Obviously there is still a thriving market for oil lanterns. Many people buy them, I believe, as backup lighting for power failures, which makes a lot of sense. They’re made of metal, and the larger lanterns have nice big wicks that are 1 inch wide. As I read reviews of lanterns on Amazon, I finally settled on lanterns made by W.T. Kirkman. Kirkman lanterns get the best reviews and were said to be better made. I ordered two of the Kirkman lanterns from Amazon. Here’s a link to the Kirkman web site. Kirkman sells several models and options in its lanterns, but not all of those models and options are available on Amazon.

I settled on the No. 1 “Little Champ” cold blast lantern. It’s 12 inches high with a 5/8-inch wick. So what does “cold blast” mean? It has to do with how the flame gets its air for combustion. It’s a clever bit of 19th Century technology. In a cold blast lantern, the air is taken in at the top of the lantern and travels down through the side tubes. This is said to give a whiter, brighter flame. Also, cold blast lanterns are said to self-extinguish if tipped over. I’m not going to try that out, but I’m glad to hear it.

The lanterns burn clean and aren’t affected by drafts or blasts of air. Once they’re lit and glowing, they look more domestic and less like something you’d see in a barn. They’re brighter than candles. And they give off a certain warmth (1,100 or 1,400 BTU per hour depending on the model) which should be very welcome in the wintertime.

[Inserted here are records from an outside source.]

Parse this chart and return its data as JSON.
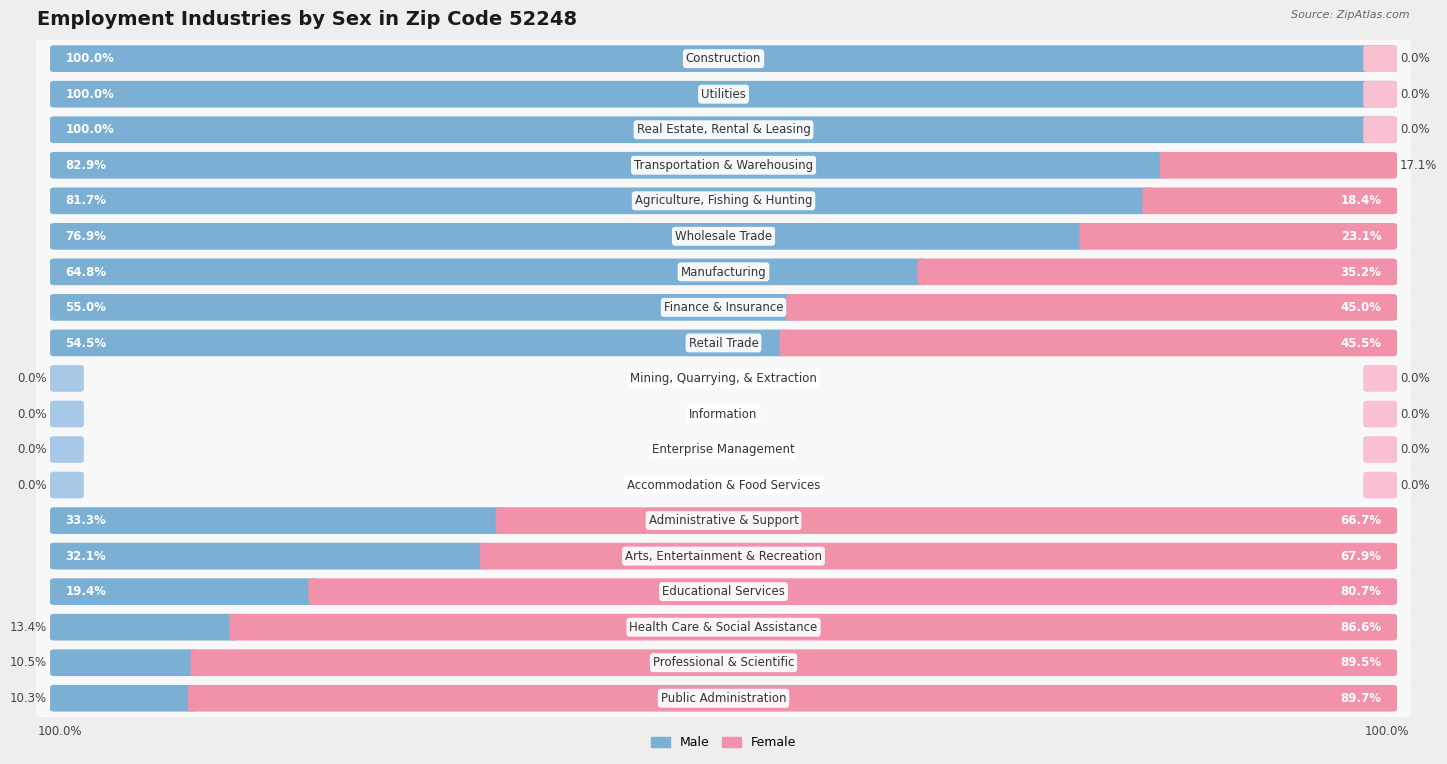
{
  "title": "Employment Industries by Sex in Zip Code 52248",
  "source": "Source: ZipAtlas.com",
  "categories": [
    "Construction",
    "Utilities",
    "Real Estate, Rental & Leasing",
    "Transportation & Warehousing",
    "Agriculture, Fishing & Hunting",
    "Wholesale Trade",
    "Manufacturing",
    "Finance & Insurance",
    "Retail Trade",
    "Mining, Quarrying, & Extraction",
    "Information",
    "Enterprise Management",
    "Accommodation & Food Services",
    "Administrative & Support",
    "Arts, Entertainment & Recreation",
    "Educational Services",
    "Health Care & Social Assistance",
    "Professional & Scientific",
    "Public Administration"
  ],
  "male": [
    100.0,
    100.0,
    100.0,
    82.9,
    81.7,
    76.9,
    64.8,
    55.0,
    54.5,
    0.0,
    0.0,
    0.0,
    0.0,
    33.3,
    32.1,
    19.4,
    13.4,
    10.5,
    10.3
  ],
  "female": [
    0.0,
    0.0,
    0.0,
    17.1,
    18.4,
    23.1,
    35.2,
    45.0,
    45.5,
    0.0,
    0.0,
    0.0,
    0.0,
    66.7,
    67.9,
    80.7,
    86.6,
    89.5,
    89.7
  ],
  "male_color": "#7bafd4",
  "female_color": "#f192aa",
  "background_color": "#eeeeee",
  "row_bg_color": "#f8f8f8",
  "bar_stub_color_male": "#a8c8e8",
  "bar_stub_color_female": "#f8c0d0",
  "title_fontsize": 14,
  "label_fontsize": 8.5,
  "category_fontsize": 8.5
}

Kirkman also makes a larger lantern, 15 inches tall with a 1-inch wick. I might just get myself one of those for outdoor use. All the lanterns are galvanized steel. Options include a black enamel finish, round shades that reflect the light downward, and globes in several colors of glass including red, yellow, green, blue, and frosted. Lantern technology is alive and well! You also can buy kits to electrify the lanterns, including with LED bulbs. But why would you want to do that?

When I was a young’un, my grandparents had an oil lantern that they had had since the days before rural electrification. I used to love to play with it. Though I suppose it’s a bit eccentric to have oil lanterns on the supper table, I’m pretty sure that will be my method hereafter. I’ll save the pricey church candles for special occasions.

My grandparents also always kept a 5-gallon tank of kerosene. These oil lanterns will, of course, burn kerosene. But these days most people use the newer lamp oils, which burn cleaner, make less odor, and are said to be safer.